Here is Obama on Friday proposing that we might soothe the fear and anger in the minority community by training local police officers on how not to racially profile:
Number one, precisely because law enforcement is often determined at the state and local level, I think it’d be productive for the Justice Department -- governors, mayors to work with law enforcement about training at the state and local levels in order to reduce the kind of mistrust in the system that sometimes currently exists.
You know, when I was in Illinois I passed racial profiling legislation. And it actually did just two simple things. One, it collected data on traffic stops and the race of the person who was stopped. But the other thing was it resourced us training police departments across the state on how to think about potential racial bias and ways to further professionalize what they were doing.

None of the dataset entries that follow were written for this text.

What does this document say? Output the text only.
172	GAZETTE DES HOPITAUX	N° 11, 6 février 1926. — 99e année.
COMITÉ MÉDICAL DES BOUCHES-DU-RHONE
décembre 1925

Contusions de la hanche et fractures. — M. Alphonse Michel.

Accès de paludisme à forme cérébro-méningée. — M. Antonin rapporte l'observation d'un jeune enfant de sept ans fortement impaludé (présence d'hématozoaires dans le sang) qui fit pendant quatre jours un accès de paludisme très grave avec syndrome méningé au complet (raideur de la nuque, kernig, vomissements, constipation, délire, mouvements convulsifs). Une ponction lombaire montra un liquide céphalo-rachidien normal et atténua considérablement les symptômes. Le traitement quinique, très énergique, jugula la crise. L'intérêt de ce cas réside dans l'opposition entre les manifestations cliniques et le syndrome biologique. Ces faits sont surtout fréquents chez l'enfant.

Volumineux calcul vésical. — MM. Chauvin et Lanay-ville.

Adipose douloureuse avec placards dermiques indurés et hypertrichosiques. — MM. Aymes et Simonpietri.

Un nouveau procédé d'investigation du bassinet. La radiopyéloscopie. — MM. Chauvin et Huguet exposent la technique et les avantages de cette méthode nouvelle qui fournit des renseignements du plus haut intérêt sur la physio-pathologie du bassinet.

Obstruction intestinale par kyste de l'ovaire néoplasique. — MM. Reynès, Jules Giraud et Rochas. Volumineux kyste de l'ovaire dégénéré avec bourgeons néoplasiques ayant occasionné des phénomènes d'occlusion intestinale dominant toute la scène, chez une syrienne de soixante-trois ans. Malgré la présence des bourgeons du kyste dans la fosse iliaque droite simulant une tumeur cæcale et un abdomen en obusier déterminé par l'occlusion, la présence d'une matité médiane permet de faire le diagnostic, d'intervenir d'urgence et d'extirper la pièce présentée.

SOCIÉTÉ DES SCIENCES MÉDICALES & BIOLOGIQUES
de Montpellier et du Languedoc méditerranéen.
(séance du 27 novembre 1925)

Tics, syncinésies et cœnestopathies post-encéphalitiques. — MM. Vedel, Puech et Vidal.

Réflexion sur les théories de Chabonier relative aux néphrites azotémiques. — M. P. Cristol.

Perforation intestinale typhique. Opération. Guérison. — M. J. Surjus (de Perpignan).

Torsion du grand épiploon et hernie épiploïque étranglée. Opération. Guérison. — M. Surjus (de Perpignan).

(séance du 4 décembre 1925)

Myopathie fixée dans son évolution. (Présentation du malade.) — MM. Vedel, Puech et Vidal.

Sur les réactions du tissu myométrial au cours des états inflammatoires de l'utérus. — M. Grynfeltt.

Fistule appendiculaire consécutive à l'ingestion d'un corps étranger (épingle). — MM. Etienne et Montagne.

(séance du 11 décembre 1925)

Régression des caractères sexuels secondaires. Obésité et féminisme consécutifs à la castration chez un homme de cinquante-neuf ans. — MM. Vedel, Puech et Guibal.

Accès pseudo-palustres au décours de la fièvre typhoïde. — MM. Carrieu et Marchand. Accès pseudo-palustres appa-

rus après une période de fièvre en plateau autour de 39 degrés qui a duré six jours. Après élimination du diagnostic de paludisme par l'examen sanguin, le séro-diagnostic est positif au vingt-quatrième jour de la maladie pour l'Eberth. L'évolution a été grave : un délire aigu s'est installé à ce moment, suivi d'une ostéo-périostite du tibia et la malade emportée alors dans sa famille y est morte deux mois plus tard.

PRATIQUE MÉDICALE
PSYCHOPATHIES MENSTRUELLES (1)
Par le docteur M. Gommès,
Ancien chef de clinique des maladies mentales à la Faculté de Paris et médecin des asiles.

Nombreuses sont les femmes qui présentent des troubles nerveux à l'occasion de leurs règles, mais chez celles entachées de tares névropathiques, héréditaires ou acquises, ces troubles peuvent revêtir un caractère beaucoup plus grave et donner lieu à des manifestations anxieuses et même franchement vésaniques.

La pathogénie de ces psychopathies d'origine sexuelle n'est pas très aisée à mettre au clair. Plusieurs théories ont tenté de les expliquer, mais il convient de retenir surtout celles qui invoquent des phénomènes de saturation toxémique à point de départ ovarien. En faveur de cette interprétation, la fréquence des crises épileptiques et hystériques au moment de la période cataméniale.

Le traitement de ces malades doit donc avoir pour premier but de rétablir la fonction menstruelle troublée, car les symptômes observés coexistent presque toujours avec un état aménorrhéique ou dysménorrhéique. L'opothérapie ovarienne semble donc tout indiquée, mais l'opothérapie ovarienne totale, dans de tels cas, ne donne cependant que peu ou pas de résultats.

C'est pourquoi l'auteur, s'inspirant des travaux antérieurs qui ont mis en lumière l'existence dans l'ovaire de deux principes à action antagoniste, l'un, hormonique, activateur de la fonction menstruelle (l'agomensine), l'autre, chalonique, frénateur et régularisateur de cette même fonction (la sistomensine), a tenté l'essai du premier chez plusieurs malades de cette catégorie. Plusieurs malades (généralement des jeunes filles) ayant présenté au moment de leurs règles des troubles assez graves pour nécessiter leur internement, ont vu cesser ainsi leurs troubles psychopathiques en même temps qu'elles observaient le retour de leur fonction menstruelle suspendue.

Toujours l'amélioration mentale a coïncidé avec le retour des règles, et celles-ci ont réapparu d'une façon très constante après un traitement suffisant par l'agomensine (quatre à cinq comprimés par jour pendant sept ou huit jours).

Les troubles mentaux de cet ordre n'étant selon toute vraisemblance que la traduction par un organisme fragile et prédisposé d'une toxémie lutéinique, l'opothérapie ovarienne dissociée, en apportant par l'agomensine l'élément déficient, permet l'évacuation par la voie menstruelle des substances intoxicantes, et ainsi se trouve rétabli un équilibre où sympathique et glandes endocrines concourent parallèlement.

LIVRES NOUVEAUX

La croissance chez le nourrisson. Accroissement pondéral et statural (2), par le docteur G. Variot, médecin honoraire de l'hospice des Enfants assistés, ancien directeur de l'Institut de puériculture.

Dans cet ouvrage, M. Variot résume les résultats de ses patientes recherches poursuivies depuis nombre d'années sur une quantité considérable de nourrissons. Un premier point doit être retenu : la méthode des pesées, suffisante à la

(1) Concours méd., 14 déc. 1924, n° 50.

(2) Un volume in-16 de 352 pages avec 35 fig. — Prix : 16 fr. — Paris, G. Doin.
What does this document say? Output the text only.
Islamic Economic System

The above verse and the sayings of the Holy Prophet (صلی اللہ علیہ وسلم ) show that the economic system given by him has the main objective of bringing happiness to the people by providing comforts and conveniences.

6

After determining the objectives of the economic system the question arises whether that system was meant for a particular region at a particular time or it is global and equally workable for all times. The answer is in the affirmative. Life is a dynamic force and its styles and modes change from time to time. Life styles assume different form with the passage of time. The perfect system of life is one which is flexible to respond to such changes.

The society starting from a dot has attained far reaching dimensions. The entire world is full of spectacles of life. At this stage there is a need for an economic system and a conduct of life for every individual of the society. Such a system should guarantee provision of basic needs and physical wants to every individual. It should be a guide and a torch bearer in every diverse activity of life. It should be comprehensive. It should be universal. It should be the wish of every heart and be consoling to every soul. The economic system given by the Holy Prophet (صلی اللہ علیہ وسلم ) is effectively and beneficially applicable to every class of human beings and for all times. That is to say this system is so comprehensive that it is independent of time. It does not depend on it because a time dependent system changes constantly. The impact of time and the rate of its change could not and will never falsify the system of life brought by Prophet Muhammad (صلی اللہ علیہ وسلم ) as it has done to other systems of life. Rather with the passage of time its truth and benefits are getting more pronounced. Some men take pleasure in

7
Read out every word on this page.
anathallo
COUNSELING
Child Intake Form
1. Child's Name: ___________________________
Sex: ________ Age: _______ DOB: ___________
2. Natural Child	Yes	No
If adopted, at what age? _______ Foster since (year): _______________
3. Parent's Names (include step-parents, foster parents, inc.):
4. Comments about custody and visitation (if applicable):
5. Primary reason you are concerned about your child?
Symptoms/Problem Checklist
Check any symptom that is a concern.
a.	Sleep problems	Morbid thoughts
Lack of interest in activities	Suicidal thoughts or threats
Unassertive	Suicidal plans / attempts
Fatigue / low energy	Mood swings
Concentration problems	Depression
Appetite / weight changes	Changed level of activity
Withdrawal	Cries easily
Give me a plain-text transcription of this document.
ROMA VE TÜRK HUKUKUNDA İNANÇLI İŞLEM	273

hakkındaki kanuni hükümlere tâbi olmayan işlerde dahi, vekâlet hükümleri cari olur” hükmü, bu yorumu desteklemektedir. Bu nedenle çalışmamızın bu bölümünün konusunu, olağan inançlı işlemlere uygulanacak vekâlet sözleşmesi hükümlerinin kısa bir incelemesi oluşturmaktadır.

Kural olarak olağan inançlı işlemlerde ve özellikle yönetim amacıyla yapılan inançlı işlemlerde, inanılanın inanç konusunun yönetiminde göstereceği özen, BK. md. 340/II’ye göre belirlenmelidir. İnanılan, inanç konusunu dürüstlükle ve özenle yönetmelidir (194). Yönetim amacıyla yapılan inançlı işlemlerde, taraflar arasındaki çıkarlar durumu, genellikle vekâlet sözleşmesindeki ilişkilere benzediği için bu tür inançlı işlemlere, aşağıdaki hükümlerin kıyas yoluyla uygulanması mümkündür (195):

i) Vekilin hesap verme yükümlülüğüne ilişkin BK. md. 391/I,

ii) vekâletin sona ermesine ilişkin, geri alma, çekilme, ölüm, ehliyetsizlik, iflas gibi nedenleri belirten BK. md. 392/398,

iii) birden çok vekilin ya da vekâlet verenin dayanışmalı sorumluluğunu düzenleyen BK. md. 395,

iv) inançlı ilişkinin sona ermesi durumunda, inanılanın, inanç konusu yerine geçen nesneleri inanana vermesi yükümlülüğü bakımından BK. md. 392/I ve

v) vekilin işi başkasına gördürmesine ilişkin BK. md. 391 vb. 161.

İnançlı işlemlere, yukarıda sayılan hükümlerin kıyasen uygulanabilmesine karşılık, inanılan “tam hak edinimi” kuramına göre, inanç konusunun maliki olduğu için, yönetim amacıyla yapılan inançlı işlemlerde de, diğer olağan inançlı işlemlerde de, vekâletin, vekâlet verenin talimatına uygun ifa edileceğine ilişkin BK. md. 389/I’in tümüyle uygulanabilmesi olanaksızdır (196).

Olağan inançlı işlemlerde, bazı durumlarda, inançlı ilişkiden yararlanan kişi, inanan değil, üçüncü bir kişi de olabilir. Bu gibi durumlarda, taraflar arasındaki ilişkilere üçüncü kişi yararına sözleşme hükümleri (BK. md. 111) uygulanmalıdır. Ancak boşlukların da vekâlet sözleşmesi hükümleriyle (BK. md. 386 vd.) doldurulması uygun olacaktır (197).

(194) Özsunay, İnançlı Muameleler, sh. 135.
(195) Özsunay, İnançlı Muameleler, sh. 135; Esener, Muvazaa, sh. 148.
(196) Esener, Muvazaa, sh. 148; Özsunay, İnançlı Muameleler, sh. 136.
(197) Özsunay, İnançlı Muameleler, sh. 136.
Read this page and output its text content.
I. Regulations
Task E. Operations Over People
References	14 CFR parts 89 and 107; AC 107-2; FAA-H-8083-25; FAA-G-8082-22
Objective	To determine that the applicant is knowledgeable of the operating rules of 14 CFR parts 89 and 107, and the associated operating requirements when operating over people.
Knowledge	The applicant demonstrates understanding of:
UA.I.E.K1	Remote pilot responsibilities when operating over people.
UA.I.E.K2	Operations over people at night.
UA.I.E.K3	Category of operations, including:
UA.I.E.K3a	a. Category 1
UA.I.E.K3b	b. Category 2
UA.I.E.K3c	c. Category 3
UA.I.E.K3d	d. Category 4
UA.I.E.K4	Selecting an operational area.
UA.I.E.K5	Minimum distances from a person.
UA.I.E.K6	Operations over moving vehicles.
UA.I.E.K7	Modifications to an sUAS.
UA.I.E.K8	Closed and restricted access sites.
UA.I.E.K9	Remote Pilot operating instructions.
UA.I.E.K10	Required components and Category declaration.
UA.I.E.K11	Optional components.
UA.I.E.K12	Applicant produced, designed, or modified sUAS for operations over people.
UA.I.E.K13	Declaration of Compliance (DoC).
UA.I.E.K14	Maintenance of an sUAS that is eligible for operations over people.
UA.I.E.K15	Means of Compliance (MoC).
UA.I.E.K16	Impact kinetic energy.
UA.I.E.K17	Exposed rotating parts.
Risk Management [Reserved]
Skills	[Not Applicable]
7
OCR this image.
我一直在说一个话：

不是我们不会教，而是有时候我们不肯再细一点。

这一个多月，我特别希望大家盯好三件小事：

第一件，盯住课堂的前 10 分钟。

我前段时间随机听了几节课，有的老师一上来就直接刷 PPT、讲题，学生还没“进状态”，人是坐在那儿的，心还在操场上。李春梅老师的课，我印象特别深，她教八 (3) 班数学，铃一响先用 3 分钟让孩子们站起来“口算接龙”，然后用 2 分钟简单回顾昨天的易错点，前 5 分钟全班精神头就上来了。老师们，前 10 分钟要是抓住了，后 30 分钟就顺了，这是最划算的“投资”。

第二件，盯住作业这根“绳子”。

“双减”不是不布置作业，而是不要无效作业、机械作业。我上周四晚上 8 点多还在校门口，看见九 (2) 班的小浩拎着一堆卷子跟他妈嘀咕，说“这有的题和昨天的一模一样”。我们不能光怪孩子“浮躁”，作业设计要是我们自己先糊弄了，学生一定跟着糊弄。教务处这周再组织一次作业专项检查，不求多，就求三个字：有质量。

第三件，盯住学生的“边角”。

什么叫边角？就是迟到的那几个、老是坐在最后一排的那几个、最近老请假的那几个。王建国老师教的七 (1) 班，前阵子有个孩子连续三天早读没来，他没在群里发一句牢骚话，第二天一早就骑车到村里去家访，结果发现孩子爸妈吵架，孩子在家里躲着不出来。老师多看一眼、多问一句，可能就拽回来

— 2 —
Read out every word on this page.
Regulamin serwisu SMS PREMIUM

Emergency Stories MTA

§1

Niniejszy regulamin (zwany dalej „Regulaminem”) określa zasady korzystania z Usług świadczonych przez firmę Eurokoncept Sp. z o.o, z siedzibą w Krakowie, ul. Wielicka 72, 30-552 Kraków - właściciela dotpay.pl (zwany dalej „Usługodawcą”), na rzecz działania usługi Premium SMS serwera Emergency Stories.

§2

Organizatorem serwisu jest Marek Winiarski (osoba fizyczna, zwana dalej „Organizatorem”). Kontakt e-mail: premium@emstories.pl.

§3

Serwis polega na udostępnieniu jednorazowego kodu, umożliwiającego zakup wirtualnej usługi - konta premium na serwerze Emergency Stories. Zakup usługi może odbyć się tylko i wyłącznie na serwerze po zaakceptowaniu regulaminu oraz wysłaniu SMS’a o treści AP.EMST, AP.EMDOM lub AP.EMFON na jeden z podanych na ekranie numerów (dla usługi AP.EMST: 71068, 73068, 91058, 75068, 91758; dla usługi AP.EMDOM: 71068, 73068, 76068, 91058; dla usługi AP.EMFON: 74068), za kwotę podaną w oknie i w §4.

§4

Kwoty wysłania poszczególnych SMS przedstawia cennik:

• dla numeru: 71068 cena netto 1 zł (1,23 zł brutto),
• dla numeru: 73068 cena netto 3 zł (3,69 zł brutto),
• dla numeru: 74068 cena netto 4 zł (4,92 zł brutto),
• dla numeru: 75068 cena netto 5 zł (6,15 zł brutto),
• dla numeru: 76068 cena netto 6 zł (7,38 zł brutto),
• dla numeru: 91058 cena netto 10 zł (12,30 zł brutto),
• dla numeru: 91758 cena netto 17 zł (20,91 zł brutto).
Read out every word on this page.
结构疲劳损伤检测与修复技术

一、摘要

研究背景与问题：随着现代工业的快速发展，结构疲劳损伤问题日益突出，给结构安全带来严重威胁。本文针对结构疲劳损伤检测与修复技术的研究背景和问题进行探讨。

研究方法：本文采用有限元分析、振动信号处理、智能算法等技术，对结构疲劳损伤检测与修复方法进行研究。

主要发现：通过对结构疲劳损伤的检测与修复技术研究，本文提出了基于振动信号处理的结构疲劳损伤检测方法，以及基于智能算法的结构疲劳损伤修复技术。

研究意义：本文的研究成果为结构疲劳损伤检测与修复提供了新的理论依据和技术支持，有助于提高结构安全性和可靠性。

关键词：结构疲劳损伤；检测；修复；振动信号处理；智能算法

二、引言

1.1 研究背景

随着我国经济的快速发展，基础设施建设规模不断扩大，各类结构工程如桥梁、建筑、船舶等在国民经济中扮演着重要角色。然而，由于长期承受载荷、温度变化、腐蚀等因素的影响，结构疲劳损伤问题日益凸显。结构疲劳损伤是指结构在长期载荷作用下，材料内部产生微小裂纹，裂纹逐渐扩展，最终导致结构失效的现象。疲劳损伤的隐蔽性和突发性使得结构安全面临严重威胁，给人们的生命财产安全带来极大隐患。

And here is Kelly seeming to argue on the television show Nightline this spring that, in fact, New York's stop-and-frisk program doesn't profile minorities enough:
The stark reality is that crime happens in communities of color. About 70% to 75% of the people described as committing violent crimes — assault, robbery, shootings, grand larceny — are described as being African-American.
The percentage of people who are stopped is 53% African-American. So really, African-Americans are being understopped in relation to the percentage of people being described as being the perpetrators of violent crime.